Ok, I’m gonna come clean and say it outright that there is nothing called as 100% automated testing and since we don’t create software/apps for bots, manual testing is 100% necessary. Yes, all the Selenium and Coded UI guys are going to rain down on me with pointed fingers and buzzwords such as time-consuming, more investment on resources etc. Don’t hate me for it but here is my take on things.
We want to test our Apps / Software / Websites super quickly. Now how to get that done? “Let’s create an automated test” is the first thing that will come to mind. The top level executive will now have visions of the industrialisation of testing similar to those early cabinet factories. I don’t think that skilled cognitive work is factory work. That’s why it’s more important than ever to understand what testing is and how tools can support it.
To understand this let me first explain Testing and Checking
Test (an instance of Testing) is when you evaluate a project by learning about it. To learn about the project you will need to explore and play with it (my term for experimenting).
A check (instance of Checking) is when evaluations are made by applying specific decision rules to the observed module of the project
Therefore testing encompasses checking, whereas checking cannot encompass testing. Now checking can be performed by a tool instead of a human, but testing can only be supported by tools. I am not saying that a check has to be automated, but having said that you can completely automate a check but a test would require human intervention. Let’s think of testing as an open-ended investigation whereas checking focuses on specific facts and rules related to those facts.
One common problem in the testing field is that checking is often confused with testing. Unlike a check, a test involves tacit and inference deducing knowledge (Sherlock much).

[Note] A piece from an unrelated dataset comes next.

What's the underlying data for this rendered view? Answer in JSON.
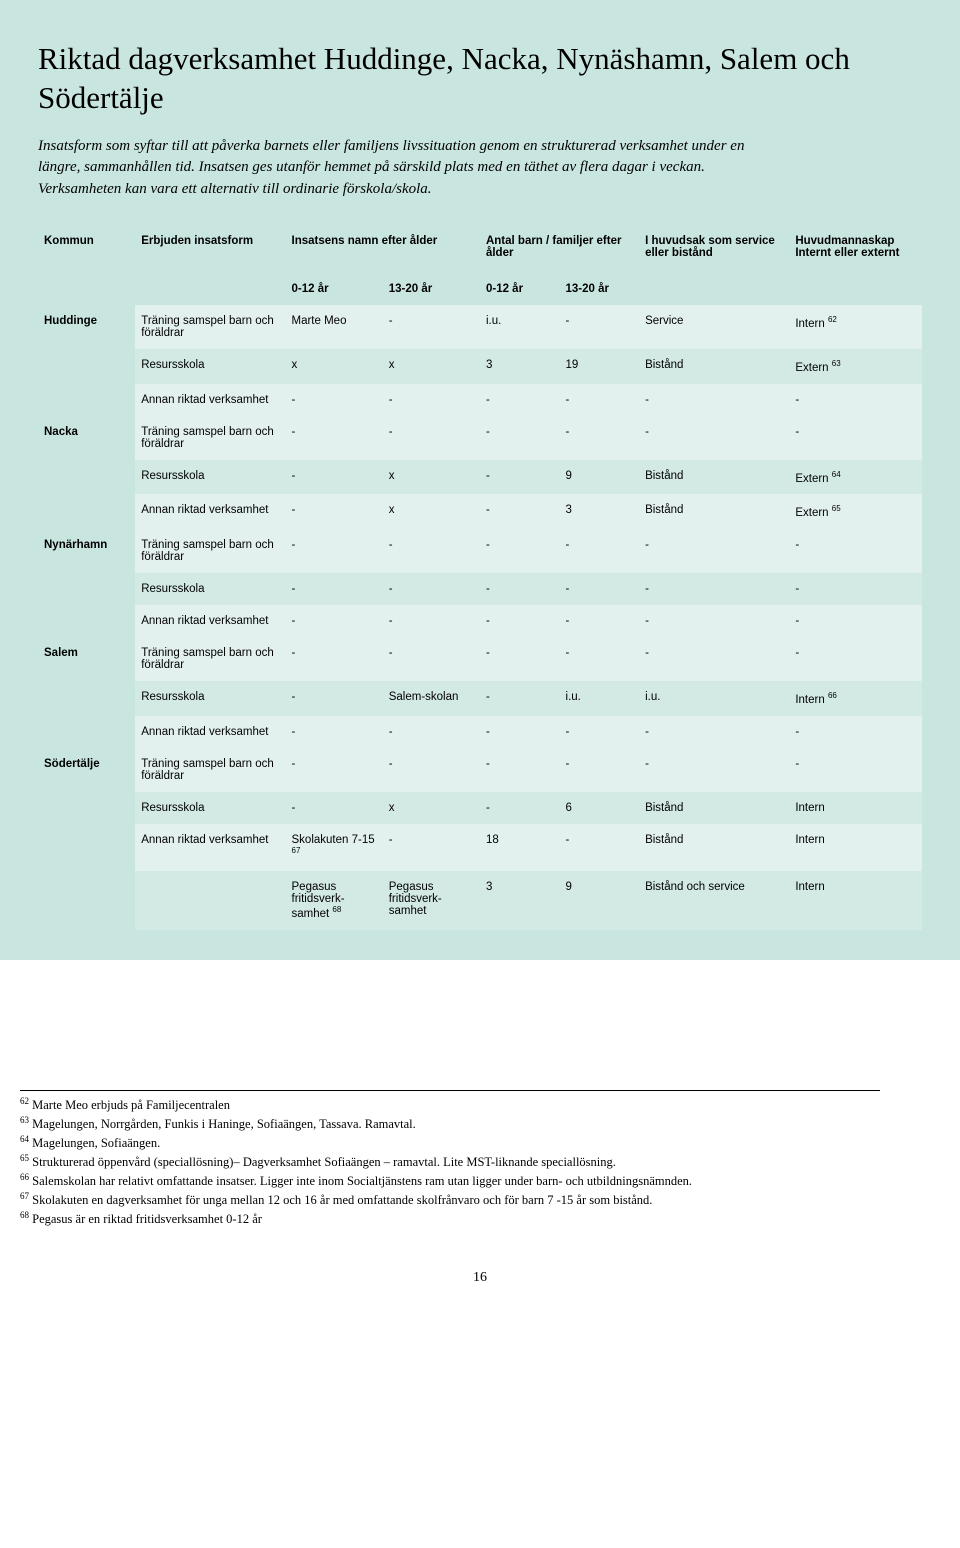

Let’s give a human (For the sake of this thought experiment I will call him Ted) a series of tasks to do to achieve an outcome. Now make the outcome incredibly impossible to achieve using the set series of task. (You can ask Ted to pick an egg, drop it on the floor without breaking it). Ted will not just sit there and die of hunger and thirst waiting to reach the outcome. Ted will stop and change the steps a little to get the outcome or just give up and go about his daily tasks. And that’s when you know for sure that Ted is human and all along was just pretending to be in the process he agreed to follow and tried to follow. Humans are constantly interpreting and adjusting their actions like Ted could have boiled that egg before dropping it which wasn’t specified in the set of tasks assigned to him – Could a tool do that?. This is inevitable. Whatever procedure Ted appeared to be following, he can do something else too.
Humans perform motivated actions which mean they observe, think and infer, often with underlying goals; tools on the other hand, can only exhibit programmed behaviour. The bottom line is: you can define a check easily enough through scripts in automated tests, but a human will do at least a little more or less during that check, unlike the programmed tool.
Please understand, an extensive role for tools in testing must be embraced as we work toward a future of powerful and efficient. Tools can help us in many ways far beyond the automation of checks. But having said that they are only for support for skilled human testers and can be a disaster in the hands of an unskilled tester.